What if the ontology Joyce is probing no longer permits stable perspectival segmentation?


2. The Wake as Continuous Construal

Finnegans Wake does not move from episode to episode. It moves by continuous modulation.

There are:

  • no clean transitions,

  • no secure vantage points,

  • no stable stylistic regimes that hold long enough to count as episodes.

Language itself becomes fluid:

  • words fold into other words,

  • languages bleed together,

  • syntax slips without fully breaking.

This is not chaos. It is unbroken construal — meaning as an ongoing generative activity rather than a sequence of local actualisations.

The system no longer pauses to instantiate.


3. Why Non-Commutativity Collapses Here

In Ulysses, we can still say:

Episode A followed by Episode B ≠ Episode B followed by Episode A.

In the Wake, that statement loses traction.

There is no stable A or B.
Only overlapping currents of sense-making.

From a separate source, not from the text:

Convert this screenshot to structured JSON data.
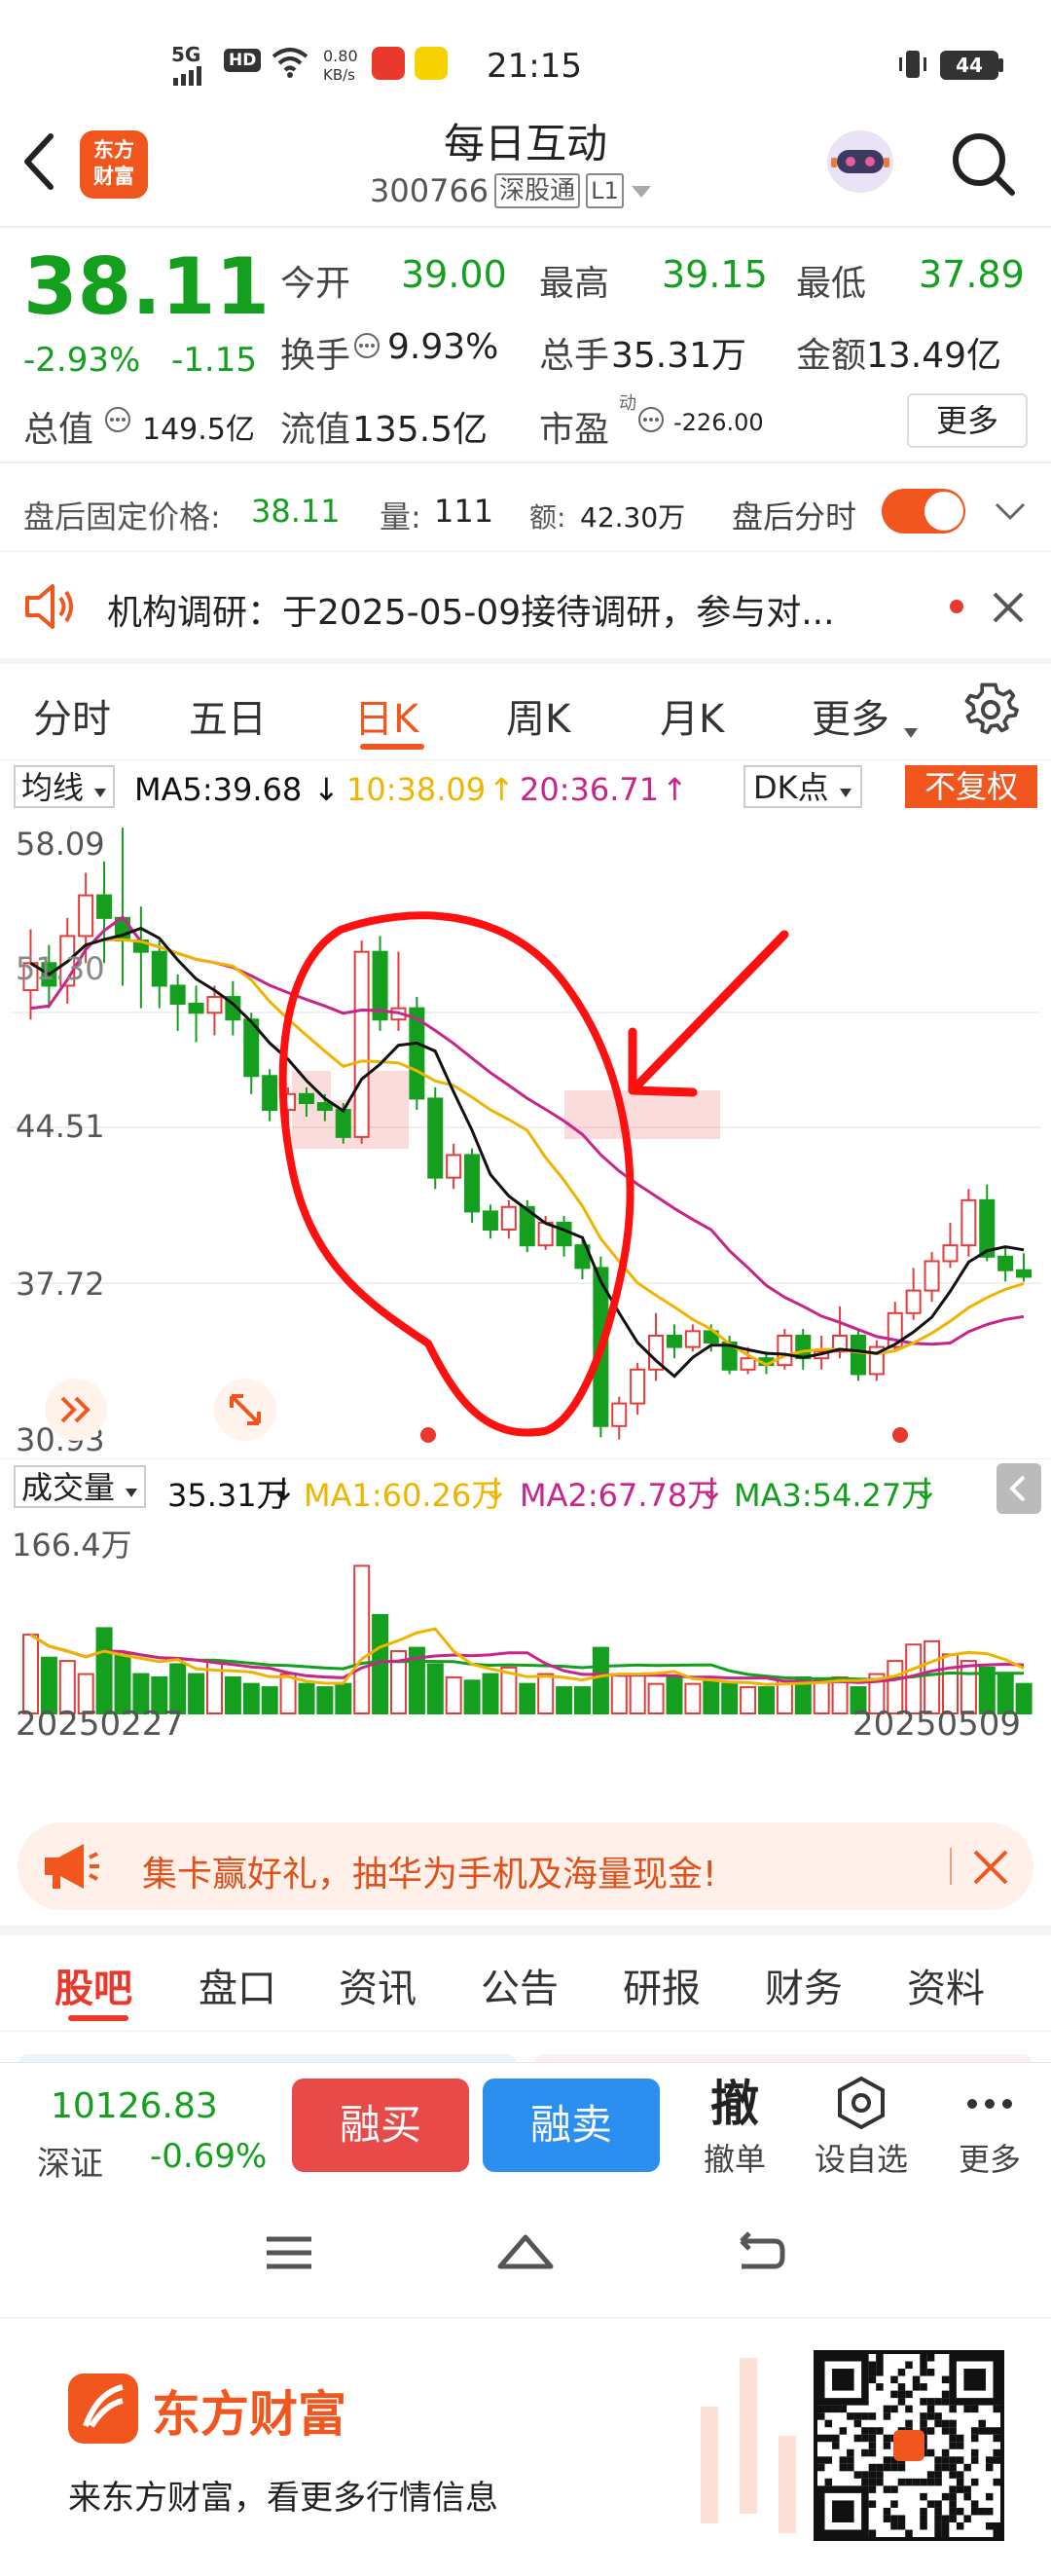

Non-commutativity presupposes discrete operations.
The Wake removes discreteness.

Meaning does not fail to commute; it never separates enough to test commutation.


4. Characters as Persistent Turbulence

HCE, ALP, Shem, Shaun, Issy — these are not characters in any classical sense, nor even in the Joycean Ulysses sense.

They are:

  • recurring attractors,

  • rhythmic condensations,

  • zones of narrative gravity.

They do not persist as identities.
They persist as patterns of re-emergence.

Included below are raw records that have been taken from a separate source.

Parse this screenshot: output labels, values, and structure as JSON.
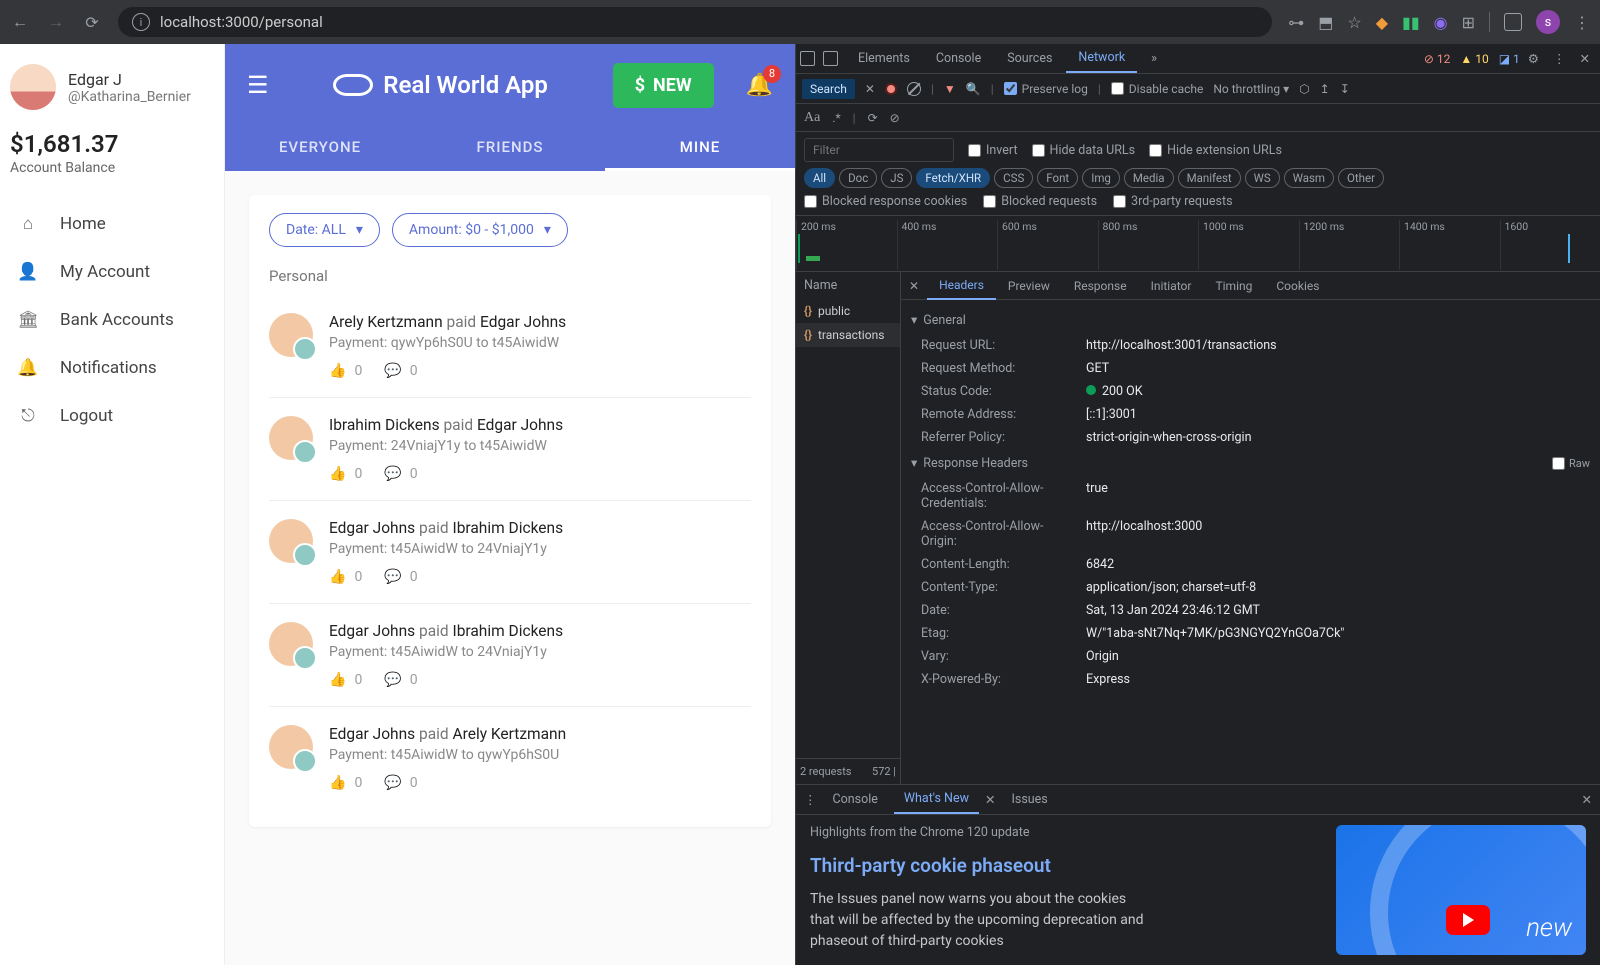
{
  "browser": {
    "url": "localhost:3000/personal",
    "avatar_letter": "s"
  },
  "user": {
    "name": "Edgar J",
    "handle": "@Katharina_Bernier",
    "balance": "$1,681.37",
    "balance_label": "Account Balance"
  },
  "sidebar": {
    "items": [
      {
        "label": "Home"
      },
      {
        "label": "My Account"
      },
      {
        "label": "Bank Accounts"
      },
      {
        "label": "Notifications"
      },
      {
        "label": "Logout"
      }
    ]
  },
  "app": {
    "brand": "Real World App",
    "new_label": "NEW",
    "badge_count": "8",
    "tabs": {
      "everyone": "EVERYONE",
      "friends": "FRIENDS",
      "mine": "MINE"
    },
    "chip_date": "Date: ALL",
    "chip_amount": "Amount: $0 - $1,000",
    "section": "Personal"
  },
  "transactions": [
    {
      "sender": "Arely Kertzmann",
      "verb": "paid",
      "receiver": "Edgar Johns",
      "desc": "Payment: qywYp6hS0U to t45AiwidW",
      "likes": "0",
      "comments": "0"
    },
    {
      "sender": "Ibrahim Dickens",
      "verb": "paid",
      "receiver": "Edgar Johns",
      "desc": "Payment: 24VniajY1y to t45AiwidW",
      "likes": "0",
      "comments": "0"
    },
    {
      "sender": "Edgar Johns",
      "verb": "paid",
      "receiver": "Ibrahim Dickens",
      "desc": "Payment: t45AiwidW to 24VniajY1y",
      "likes": "0",
      "comments": "0"
    },
    {
      "sender": "Edgar Johns",
      "verb": "paid",
      "receiver": "Ibrahim Dickens",
      "desc": "Payment: t45AiwidW to 24VniajY1y",
      "likes": "0",
      "comments": "0"
    },
    {
      "sender": "Edgar Johns",
      "verb": "paid",
      "receiver": "Arely Kertzmann",
      "desc": "Payment: t45AiwidW to qywYp6hS0U",
      "likes": "0",
      "comments": "0"
    }
  ],
  "devtools": {
    "main_tabs": {
      "elements": "Elements",
      "console": "Console",
      "sources": "Sources",
      "network": "Network"
    },
    "issues": {
      "errors": "12",
      "warnings": "10",
      "info": "1"
    },
    "search_label": "Search",
    "preserve_log": "Preserve log",
    "disable_cache": "Disable cache",
    "throttling": "No throttling",
    "filter_placeholder": "Filter",
    "filter_opts": {
      "invert": "Invert",
      "hide_data": "Hide data URLs",
      "hide_ext": "Hide extension URLs"
    },
    "pills": [
      "All",
      "Doc",
      "JS",
      "Fetch/XHR",
      "CSS",
      "Font",
      "Img",
      "Media",
      "Manifest",
      "WS",
      "Wasm",
      "Other"
    ],
    "filter_opts2": {
      "brc": "Blocked response cookies",
      "br": "Blocked requests",
      "tpr": "3rd-party requests"
    },
    "ticks": [
      "200 ms",
      "400 ms",
      "600 ms",
      "800 ms",
      "1000 ms",
      "1200 ms",
      "1400 ms",
      "1600"
    ],
    "name_hdr": "Name",
    "requests": [
      {
        "label": "public"
      },
      {
        "label": "transactions"
      }
    ],
    "footer_left": "2 requests",
    "footer_right": "572 |",
    "detail_tabs": {
      "headers": "Headers",
      "preview": "Preview",
      "response": "Response",
      "initiator": "Initiator",
      "timing": "Timing",
      "cookies": "Cookies"
    },
    "general_label": "General",
    "general": {
      "url_k": "Request URL:",
      "url_v": "http://localhost:3001/transactions",
      "method_k": "Request Method:",
      "method_v": "GET",
      "status_k": "Status Code:",
      "status_v": "200 OK",
      "remote_k": "Remote Address:",
      "remote_v": "[::1]:3001",
      "ref_k": "Referrer Policy:",
      "ref_v": "strict-origin-when-cross-origin"
    },
    "resp_hdr_label": "Response Headers",
    "raw_label": "Raw",
    "response_headers": [
      {
        "k": "Access-Control-Allow-Credentials:",
        "v": "true"
      },
      {
        "k": "Access-Control-Allow-Origin:",
        "v": "http://localhost:3000"
      },
      {
        "k": "Content-Length:",
        "v": "6842"
      },
      {
        "k": "Content-Type:",
        "v": "application/json; charset=utf-8"
      },
      {
        "k": "Date:",
        "v": "Sat, 13 Jan 2024 23:46:12 GMT"
      },
      {
        "k": "Etag:",
        "v": "W/\"1aba-sNt7Nq+7MK/pG3NGYQ2YnGOa7Ck\""
      },
      {
        "k": "Vary:",
        "v": "Origin"
      },
      {
        "k": "X-Powered-By:",
        "v": "Express"
      }
    ],
    "drawer": {
      "tabs": {
        "console": "Console",
        "whatsnew": "What's New",
        "issues": "Issues"
      },
      "highlight": "Highlights from the Chrome 120 update",
      "title": "Third-party cookie phaseout",
      "body": "The Issues panel now warns you about the cookies that will be affected by the upcoming deprecation and phaseout of third-party cookies",
      "promo_word": "new"
    }
  }
}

You don’t track them through the text;
you recognise them as you might recognise a melody returning in a different key, tempo, or instrument — without ever being quite sure where it began.


5. The Reader Loses the Right to Orientation

Perhaps the most ethically significant move in Finnegans Wake is this:

the reader is no longer entitled to orientation.

There is no privileged entry point.
No “correct” way in.
No expectation of eventual mastery.

This is not hostility. It is honesty.

The Wake refuses the comforting fiction that meaning must be graspable as a whole, even perspectivally.

Instead, it offers participation without possession.


6. Why This Is Not Obscurity

The Wake is often accused of being obscure. This misunderstands its operation.

Obscurity implies something hidden.
The Wake hides nothing.

Everything is on the surface — but the surface is moving.

Meaning is not concealed; it is unstable by design.

What fails is not comprehension, but the expectation that comprehension should terminate.


7. From Narrative to Ontological Demonstration

Seen in this light, Finnegans Wake is not primarily a novel. It is an ontological demonstration.

It shows — rather than argues — that:

  • meaning is generative, not stored

  • identity is recurrent, not fixed

  • coherence is emergent, not guaranteed

  • closure is a convenience, not a necessity

Where Ulysses trains the reader to tolerate non-commuting perspectives, the Wake trains the reader to tolerate groundlessness without collapse.


Conclusion: When the Kaleidoscope Refuses to Pause

If Ulysses is a kaleidoscope you turn episode by episode,
Finnegans Wake is what happens when the instrument never stops turning.

There is:

  • pattern without final picture,

  • recurrence without identity,

  • sense without settlement.

Joyce does not abandon meaning here.
He abandons the conditions under which meaning pretends to be finished.

The Wake does not ask to be solved.
It asks to be entered — again, and again, and differently each time.

And in doing so, it makes a quiet but radical claim:

meaning was never meant to come to rest.